Any explanation that defines physicalism to be true turn physicalism into something resembling a religion.
Emergentism doesn't define physicalism to be true. It provides a potential answer to some of these dilemmas and allows physicalism to be true. There is a difference. The fact that there are emergent properties in this universe is simply a fact. That is one reason why your proof fails. You can try again.
I didn;t define the terms.
You set up this rule that you pull out any time anyone gives you an answer that you cannot counter -- Oh, no you can't use that because it defines physicalism to be true.
Are you going to have a go?
Hell no. I'm trying to stay out of this debacle. I get to have a few good laughs over it and don't have to circle the drain when everyone trots out the same arguments because you are talking past each other.
I tried to play peacemaker early on until it just got silly. It has moved past silly, leapt over riduculous and is clawing past inane.
I only jump in when I think something has been overlooked.
I didn't define ANYTHING.
Um, yes you did. You created this rule that physicalist explanations are out of bounds because they seem to define physicalism as the only possiblity. I'm sorry, man, but emergentism just is. We don't know for a fact that consciousness is an emergent property of neurons. We simply suspect it. But the existence of emergent properties means that your proof's use of causality is not exhaustive of the forms of causality. Therefore, you have not proven that physical explanations cannot in theory explain consciousness. The door is still open.
I have no idea what the final answer is. I have my guesses, but I could be wrong. I've been wrong plenty of times before. If you want to claim that you think it is more likely that neutral monism is correct, then that is fine with me. It is the claim that physical/material explanations are impossible that creates so much rancor. I'm afraid that you haven't accomplished that yet.
What option is that then?
The counter-argument is all ready. Let her rip.
Oh, wait, I remember now. Geoff keeps claiming that he didn't post any definitions. Um, yeah, Geoff, you did. In fact that is what we have been arguing against.

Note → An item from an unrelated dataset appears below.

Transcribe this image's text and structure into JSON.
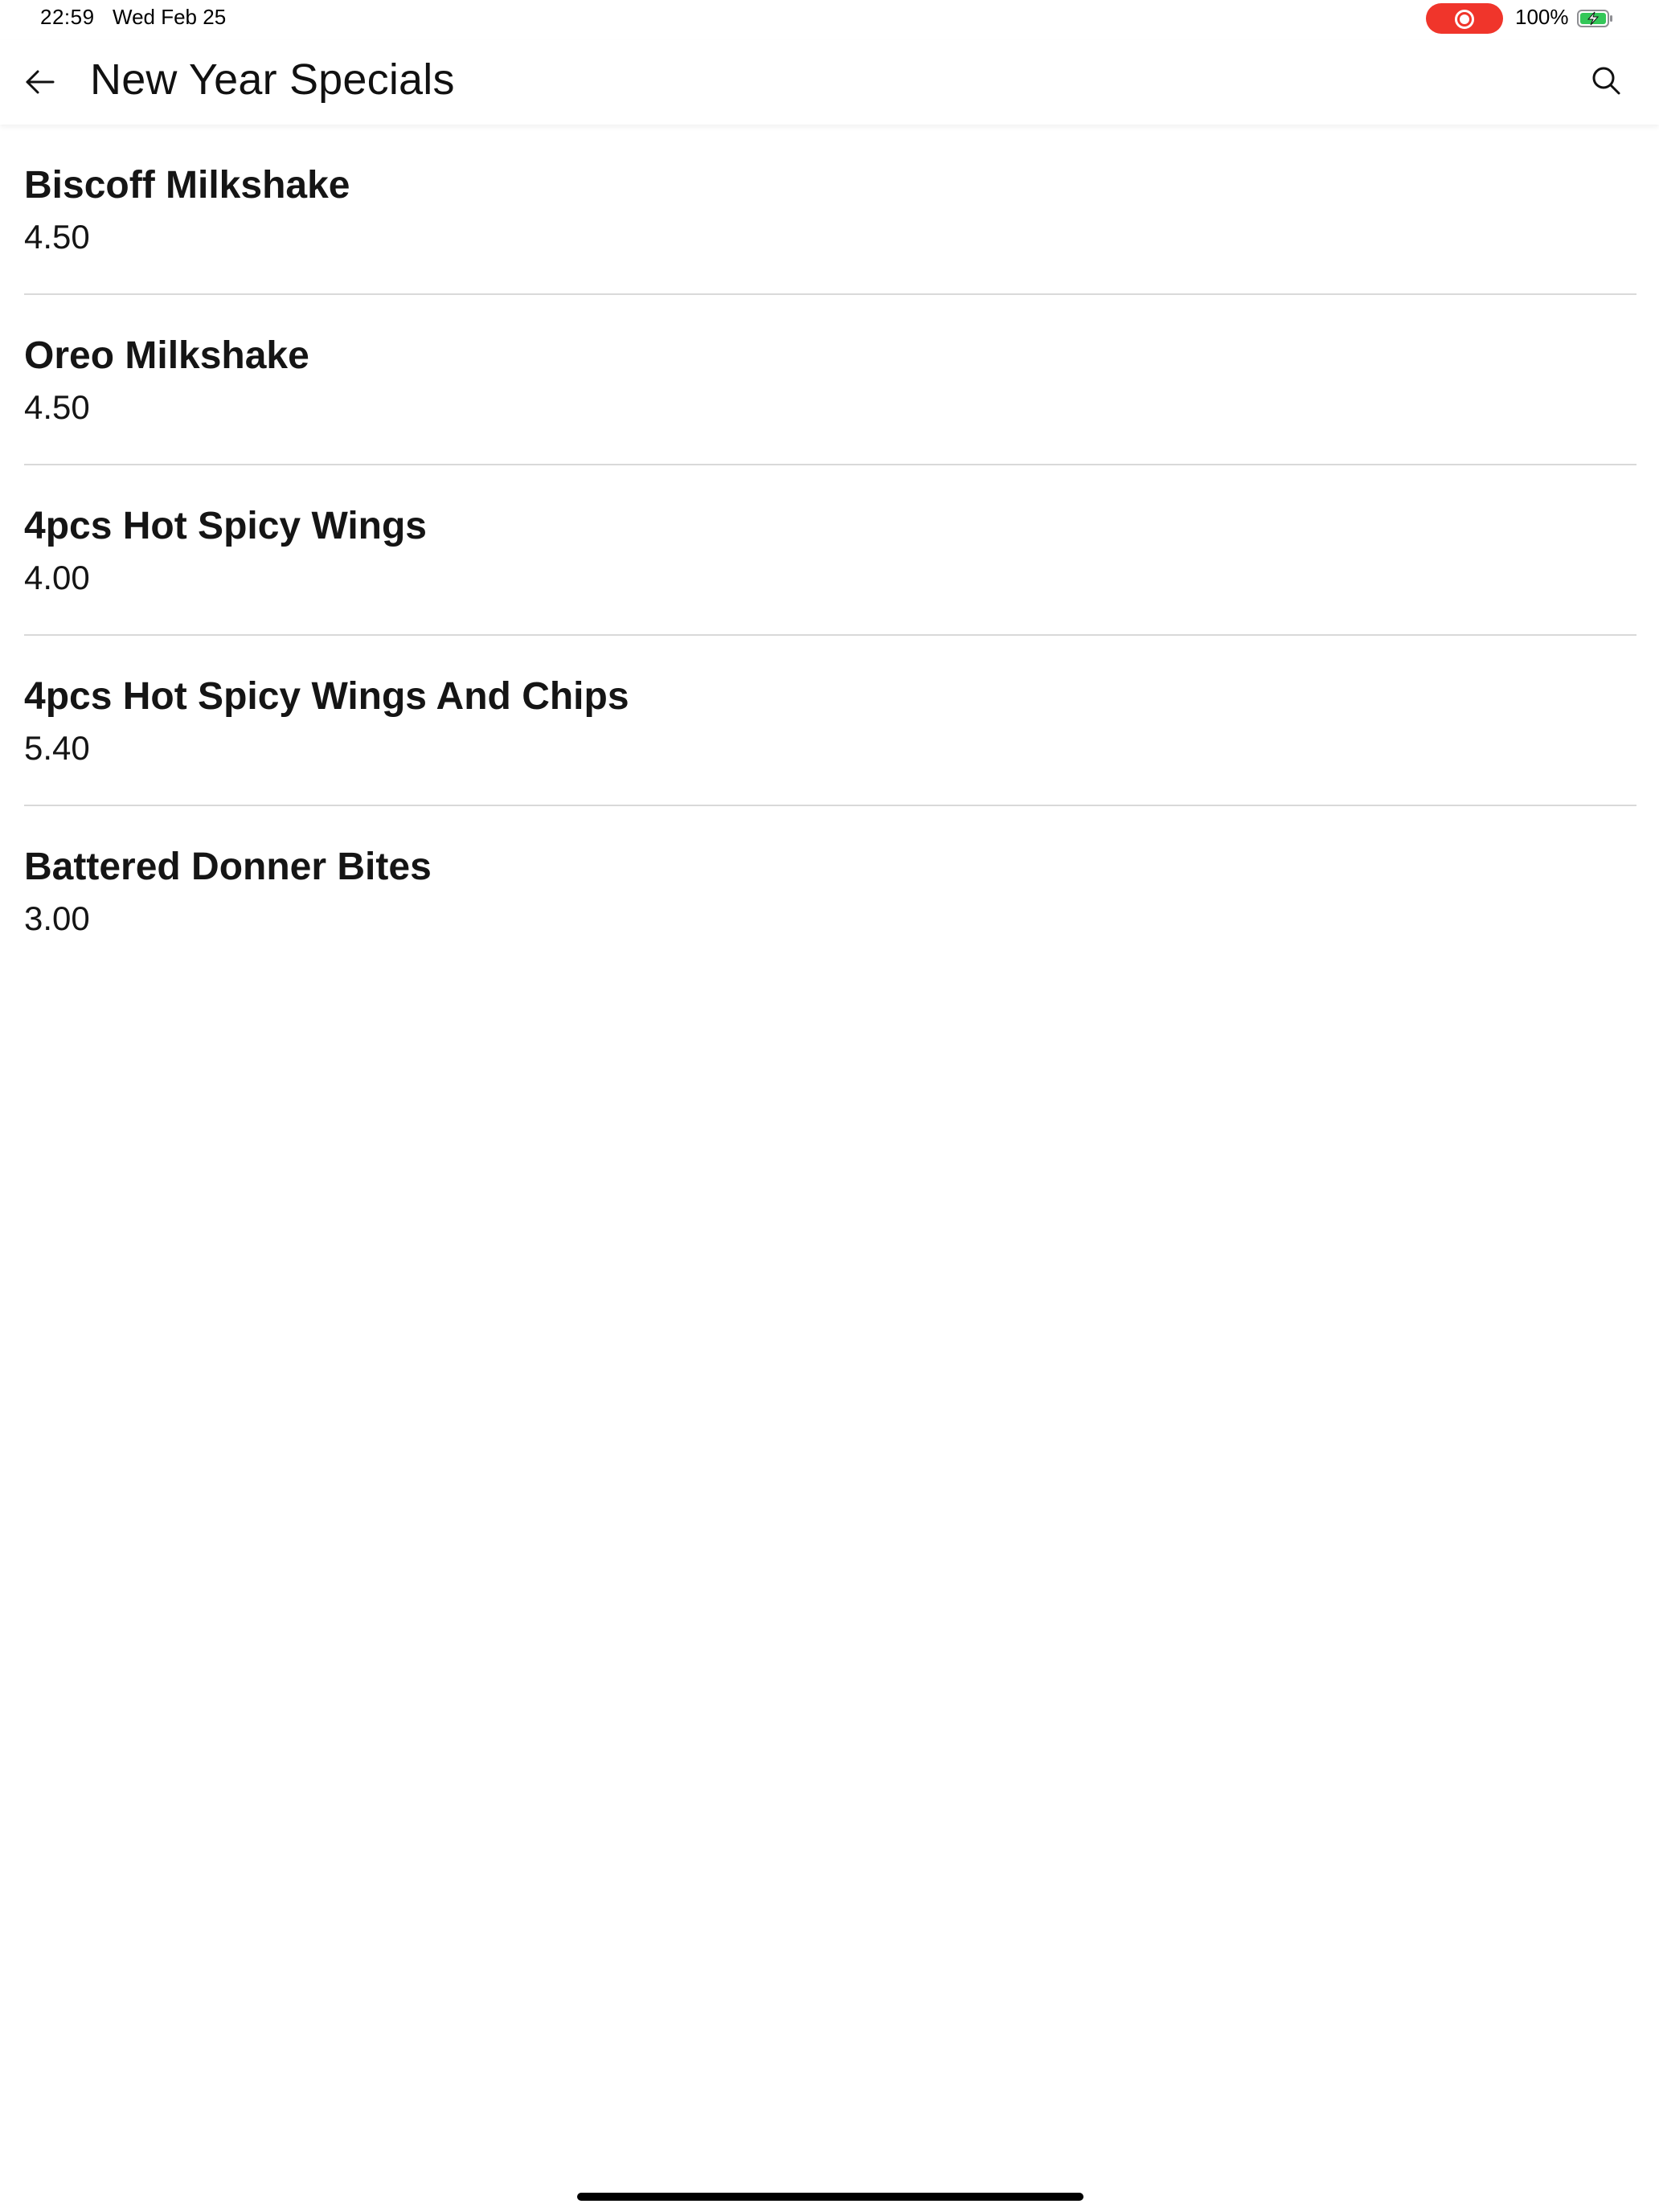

One of those definitions if I remember was that subjective means that which is not observable by an outside observer. But, as Paul mentioned, you already defined calculation as a purely physical process. So that means that when we calculate in our heads, we are performing a purely physical process that is subjective. There can be any number of individual experiences of this, but the calculation that is physical is subjective by your definition. So there is something wrong with your definition of subjective or you should admit that some physical processes can be subjective. Or you can simply special plead that human calculation is completely different from computer calculation.